AIによるモモ樹の水ストレス画像診断技術を開発 適切なかん水判断を可能に 農研機構2025年3月21日
農研機構は、深層学習を利用したAIによりモモ樹の水ストレス状態を画像診断する方法を開発した。同技術をかん水支援以外の栽培管理にも発展させることで、果樹栽培の経験が少ない人でもデータに基づいて適切な栽培管理ができることが期待される。
図1:モモ樹の撮影方法
農業における担い手の減少は深刻で、今後、担い手を確保するためには、新規参入者が入りやすい環境を整えて担い手や労働力を確保することが重要となる。非熟練者でも熟練者のような栽培管理を可能にするには、AIやIoTの利用等の革新的なスマート農業技術の利用が有効となる。そこで近年発展が著しい深層学習による画像認識技術を活用した果樹の樹体情報の画像解析手法により樹の水ストレスを推定する技術を開発した。

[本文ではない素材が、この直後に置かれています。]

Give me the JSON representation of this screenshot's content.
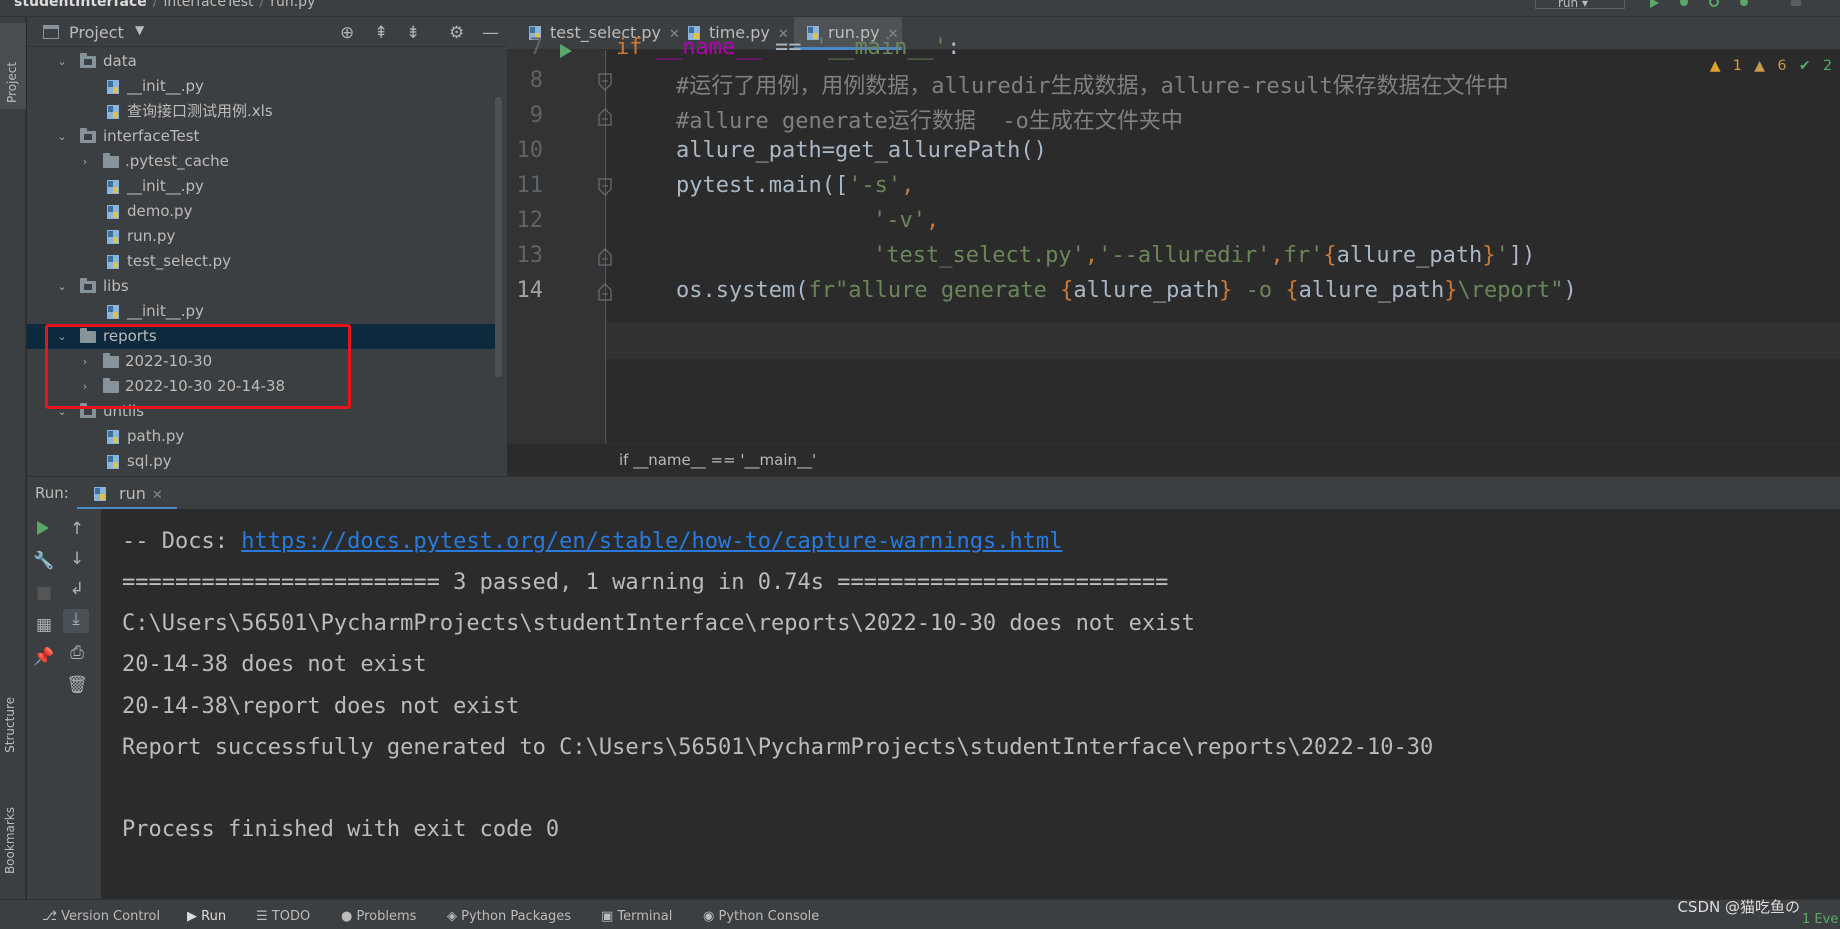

モモでは、水ストレスは果実の大きさや糖度に影響し、品質の良いモモを生産するには、適切な水管理が必要。これまでは天候や樹の生育に基づいて経験的にかん水が行われていたが、樹の水分状態(水ポテンシャル)が分かれば、水ストレスを受け始める直前(枝の水ポテンシャル値で-1.4MPa等)でかん水が実施できるなど、より適切なかん水が可能となる。樹の水ストレスの測定には専用の高価な機器と葉を切り取って計測するなどの労力を要するが、スマートフォンなどで撮影した画像から診断できれば測定の労力や機械のコストを削減できる。
図2:検証データにおける枝の水ポテンシャルの実測値と予測値との関係(赤色が水ストレスあり)
そこで農研機構は、モモの樹をスマートフォンで撮影し、深層学習により画像から水ストレス程度を推定する技術を開発した。同技術では、動画を用いることで立体的で体積の大きな果樹の画像診断に成功。同技術を用いることで、これまで難しかった樹の水分状態に基づくかん水により、樹生育を促進し、果実品質を向上させるような、適切なかん水管理が非熟練者でも可能となることが期待される。
また、同技術は、今後水ストレス以外にも樹生育や果実熟度など様々な画像診断に応用が可能。将来的にロボットによる自動診断へも発展できると考えられ、今後は診断項目を広げることで、経験の少ない人でもデータに基づいて適切な栽培管理ができるようになることが期待される。